Все они уже разговаривали во все горло, перебивая друг друга и вставляя в разговор крепкие словечки. Камергер Штромбе расстегнул свой китель, украшенный на плечах двумя золотыми орлами, и, видимо, готовился к некоему coup d’Etat [14].

– Господа, – кричал какой-то полный с удивительно приятным лицом петербуржец, – кто сказал, что мы проиграем войну? Покажите мне эту сволочь, и, честное слово, я превращу его морду в салат…

– Это увеличит количество закусок.

– Господа! – кричал уже совершенно пьяный уполномоченный из сенатских секретарей. – Башкиров утверждает, что все шейные ордена можно носить всегда… Скажите ему, что он кретин…

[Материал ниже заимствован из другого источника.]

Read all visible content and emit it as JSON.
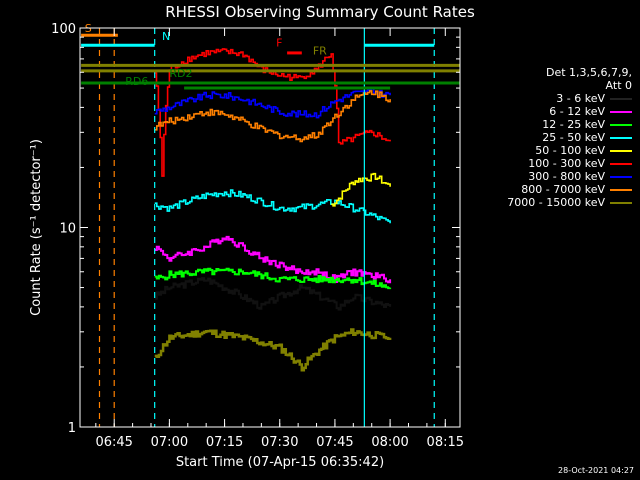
{
  "chart_data": {
    "type": "line",
    "title": "RHESSI Observing Summary Count Rates",
    "xlabel": "Start Time (07-Apr-15 06:35:42)",
    "ylabel": "Count Rate (s⁻¹ detector⁻¹)",
    "yscale": "log",
    "ylim": [
      1,
      100
    ],
    "xlim": [
      "06:35:42",
      "08:19:00"
    ],
    "x_ticks": [
      "06:45",
      "07:00",
      "07:15",
      "07:30",
      "07:45",
      "08:00",
      "08:15"
    ],
    "y_ticks": [
      "1",
      "10",
      "100"
    ],
    "legend_header": [
      "Det 1,3,5,6,7,9,",
      "Att 0"
    ],
    "legend_position": "right",
    "timestamp": "28-Oct-2021 04:27",
    "series": [
      {
        "name": "3 - 6 keV",
        "color": "#000000",
        "x": [
          "06:56",
          "07:00",
          "07:10",
          "07:15",
          "07:25",
          "07:30",
          "07:36",
          "07:46",
          "07:50",
          "08:00"
        ],
        "y": [
          4.5,
          5.0,
          5.5,
          5.0,
          4.0,
          4.5,
          5.0,
          4.0,
          4.5,
          4.0
        ]
      },
      {
        "name": "6 - 12 keV",
        "color": "#ff00ff",
        "x": [
          "06:56",
          "07:00",
          "07:05",
          "07:10",
          "07:15",
          "07:20",
          "07:25",
          "07:30",
          "07:35",
          "07:40",
          "07:45",
          "07:50",
          "08:00"
        ],
        "y": [
          8.0,
          7.0,
          7.5,
          8.0,
          9.0,
          8.0,
          7.0,
          6.5,
          6.0,
          6.0,
          5.5,
          6.0,
          5.5
        ]
      },
      {
        "name": "12 - 25 keV",
        "color": "#00ff00",
        "x": [
          "06:56",
          "07:00",
          "07:10",
          "07:20",
          "07:30",
          "07:40",
          "07:50",
          "08:00"
        ],
        "y": [
          5.5,
          5.8,
          6.0,
          6.0,
          5.5,
          5.5,
          5.5,
          5.0
        ]
      },
      {
        "name": "25 - 50 keV",
        "color": "#00ffff",
        "x": [
          "06:56",
          "07:00",
          "07:05",
          "07:10",
          "07:15",
          "07:20",
          "07:25",
          "07:30",
          "07:35",
          "07:40",
          "07:45",
          "07:50",
          "07:55",
          "08:00"
        ],
        "y": [
          13.0,
          12.5,
          13.5,
          14.5,
          15.0,
          14.5,
          13.5,
          12.5,
          12.5,
          13.0,
          13.5,
          12.5,
          11.5,
          10.5
        ]
      },
      {
        "name": "50 - 100 keV",
        "color": "#ffff00",
        "x": [
          "07:44",
          "07:46",
          "07:48",
          "07:50",
          "07:52",
          "07:56",
          "08:00"
        ],
        "y": [
          13.0,
          14.0,
          15.5,
          17.0,
          17.5,
          18.0,
          16.0
        ]
      },
      {
        "name": "100 - 300 keV",
        "color": "#ff0000",
        "x": [
          "06:56",
          "06:58",
          "07:00",
          "07:05",
          "07:10",
          "07:15",
          "07:20",
          "07:25",
          "07:30",
          "07:35",
          "07:40",
          "07:44",
          "07:46",
          "07:50",
          "07:55",
          "08:00"
        ],
        "y": [
          60,
          18,
          62,
          70,
          75,
          76,
          74,
          62,
          58,
          56,
          62,
          75,
          26,
          28,
          30,
          27
        ]
      },
      {
        "name": "300 - 800 keV",
        "color": "#0000ff",
        "x": [
          "06:56",
          "07:00",
          "07:05",
          "07:10",
          "07:15",
          "07:20",
          "07:25",
          "07:30",
          "07:35",
          "07:40",
          "07:45",
          "07:50",
          "07:55",
          "08:00"
        ],
        "y": [
          38,
          40,
          43,
          46,
          46,
          44,
          41,
          38,
          37,
          37,
          43,
          47,
          48,
          46
        ]
      },
      {
        "name": "800 - 7000 keV",
        "color": "#ff8000",
        "x": [
          "06:56",
          "07:00",
          "07:05",
          "07:10",
          "07:15",
          "07:20",
          "07:25",
          "07:30",
          "07:35",
          "07:40",
          "07:45",
          "07:50",
          "07:55",
          "08:00"
        ],
        "y": [
          32,
          34,
          36,
          38,
          37,
          34,
          31,
          29,
          28,
          29,
          36,
          44,
          48,
          44
        ]
      },
      {
        "name": "7000 - 15000 keV",
        "color": "#808000",
        "x": [
          "06:56",
          "07:00",
          "07:10",
          "07:20",
          "07:30",
          "07:36",
          "07:45",
          "07:50",
          "08:00"
        ],
        "y": [
          2.2,
          2.8,
          3.0,
          2.8,
          2.5,
          2.0,
          2.8,
          3.0,
          2.8
        ]
      }
    ],
    "annotations": [
      "S",
      "N",
      "RD6",
      "RD2",
      "F",
      "FR"
    ]
  }
}
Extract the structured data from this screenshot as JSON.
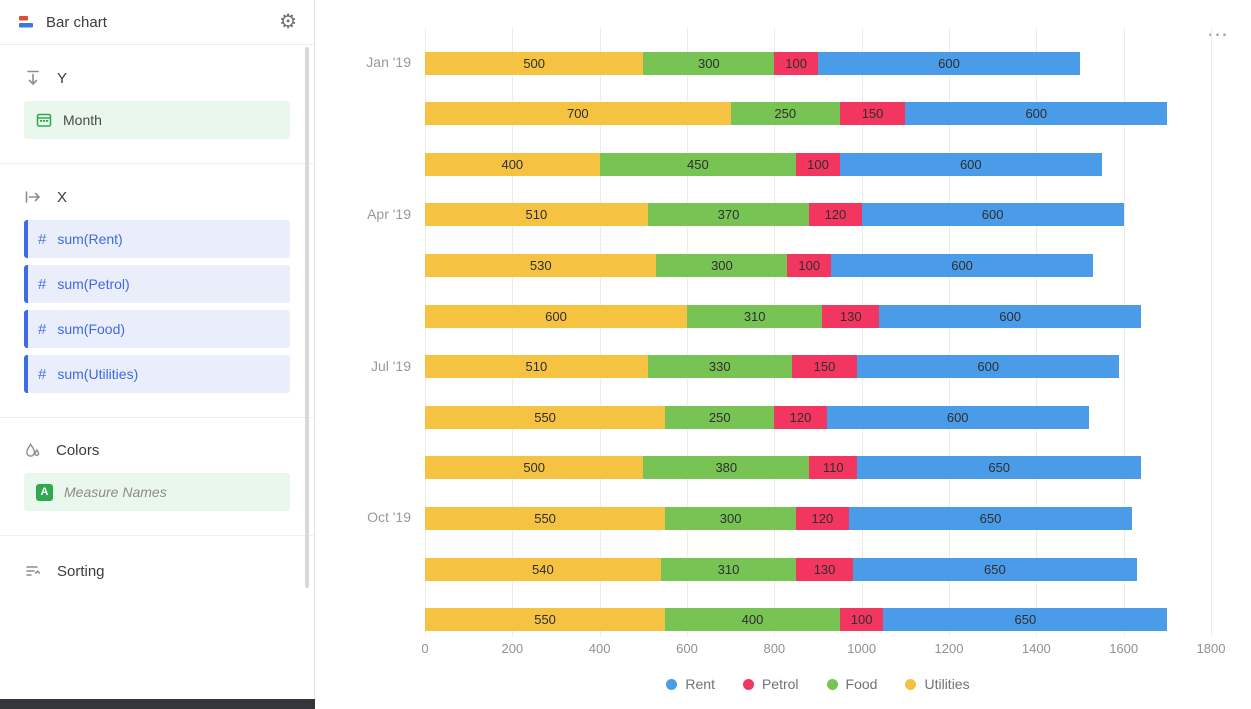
{
  "sidebar": {
    "title": "Bar chart",
    "sections": {
      "y": {
        "label": "Y",
        "fields": [
          {
            "label": "Month"
          }
        ]
      },
      "x": {
        "label": "X",
        "fields": [
          {
            "label": "sum(Rent)"
          },
          {
            "label": "sum(Petrol)"
          },
          {
            "label": "sum(Food)"
          },
          {
            "label": "sum(Utilities)"
          }
        ]
      },
      "colors": {
        "label": "Colors",
        "fields": [
          {
            "label": "Measure Names"
          }
        ]
      },
      "sorting": {
        "label": "Sorting"
      }
    }
  },
  "icons": {
    "gear": "⚙",
    "menu": "⋯",
    "hash": "#",
    "measure_badge": "A"
  },
  "palette": {
    "pill_blue_accent": "#3d6be5",
    "pill_blue_bg": "#eaeefb",
    "pill_green_bg": "#eaf7ed",
    "measure_green": "#2fa84f"
  },
  "chart_data": {
    "type": "bar",
    "orientation": "horizontal",
    "stacked": true,
    "grid": true,
    "legend_position": "bottom",
    "xlim": [
      0,
      1800
    ],
    "x_ticks": [
      0,
      200,
      400,
      600,
      800,
      1000,
      1200,
      1400,
      1600,
      1800
    ],
    "categories": [
      "Jan '19",
      "",
      "",
      "Apr '19",
      "",
      "",
      "Jul '19",
      "",
      "",
      "Oct '19",
      "",
      ""
    ],
    "series": [
      {
        "name": "Utilities",
        "color": "#F5C242",
        "values": [
          500,
          700,
          400,
          510,
          530,
          600,
          510,
          550,
          500,
          550,
          540,
          550
        ]
      },
      {
        "name": "Food",
        "color": "#77C353",
        "values": [
          300,
          250,
          450,
          370,
          300,
          310,
          330,
          250,
          380,
          300,
          310,
          400
        ]
      },
      {
        "name": "Petrol",
        "color": "#F2365F",
        "values": [
          100,
          150,
          100,
          120,
          100,
          130,
          150,
          120,
          110,
          120,
          130,
          100
        ]
      },
      {
        "name": "Rent",
        "color": "#4A9BE8",
        "values": [
          600,
          600,
          600,
          600,
          600,
          600,
          600,
          600,
          650,
          650,
          650,
          650
        ]
      }
    ],
    "legend": [
      {
        "name": "Rent",
        "color": "#4A9BE8"
      },
      {
        "name": "Petrol",
        "color": "#F2365F"
      },
      {
        "name": "Food",
        "color": "#77C353"
      },
      {
        "name": "Utilities",
        "color": "#F5C242"
      }
    ]
  }
}
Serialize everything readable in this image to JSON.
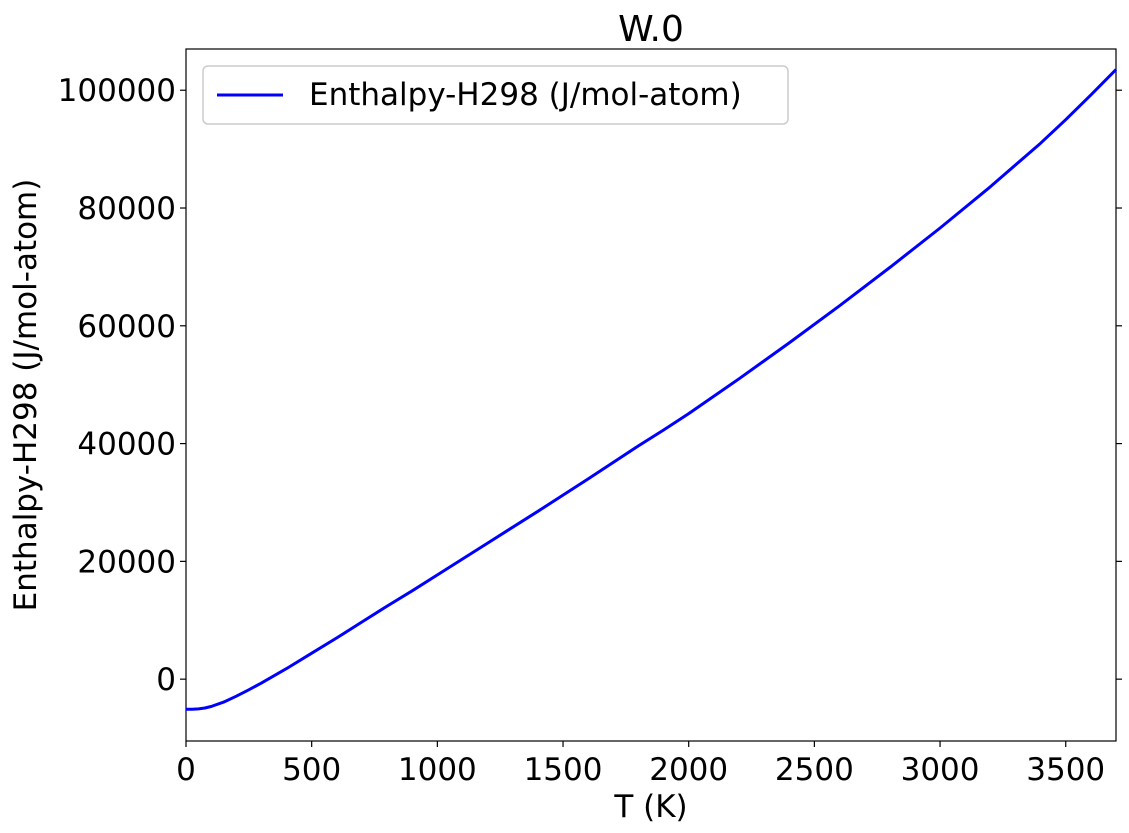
{
  "chart_data": {
    "type": "line",
    "title": "W.0",
    "xlabel": "T (K)",
    "ylabel": "Enthalpy-H298 (J/mol-atom)",
    "xlim": [
      0,
      3700
    ],
    "ylim": [
      -10500,
      107000
    ],
    "xticks": [
      0,
      500,
      1000,
      1500,
      2000,
      2500,
      3000,
      3500
    ],
    "yticks": [
      0,
      20000,
      40000,
      60000,
      80000,
      100000
    ],
    "grid": false,
    "legend_position": "top-left",
    "series": [
      {
        "name": "Enthalpy-H298 (J/mol-atom)",
        "color": "#0000ff",
        "x": [
          0,
          25,
          50,
          75,
          100,
          150,
          200,
          250,
          298,
          400,
          500,
          600,
          700,
          800,
          900,
          1000,
          1200,
          1400,
          1600,
          1800,
          1900,
          2000,
          2200,
          2400,
          2600,
          2800,
          3000,
          3200,
          3400,
          3500,
          3600,
          3700
        ],
        "y": [
          -5100,
          -5100,
          -5050,
          -4900,
          -4650,
          -3900,
          -2900,
          -1800,
          -700,
          1800,
          4400,
          7000,
          9700,
          12400,
          15000,
          17700,
          23100,
          28500,
          34000,
          39600,
          42300,
          45100,
          51000,
          57100,
          63400,
          69900,
          76600,
          83600,
          91000,
          95000,
          99200,
          103500
        ]
      }
    ]
  }
}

– Кто говорит об орденах? Я знаю наизусть статуты всех орденов. Что? Станислав третьей степени дает право пробовать пищу в казенных заведениях, но не высказывать своего мнения… Анна дает право пробовать пищу и высказывать свое мнение… а, например, Владимир третьей степени дает право посещать женские бани…

– Но не высказывать своего мнения.

– Хо-хо. C’est bien dit! [15]

Внезапно Штромбе встал и принялся из всех сил стучать вилкой по бокалу.

– Господа! – заорал он, перекрикивая всех. – Когда римлянам не хватило женщин, они, как известно, похитили сабинянок и поступили вполне резонно… Видите: рядом с каждым из вас есть свободное место, надо, чтоб оно не пустовало… иначе мы не мужчины… не римляне… Каждому дается полчаса времени на заполнение соседнего места… Кто за это время не найдет себе дамы – вечный позор ему.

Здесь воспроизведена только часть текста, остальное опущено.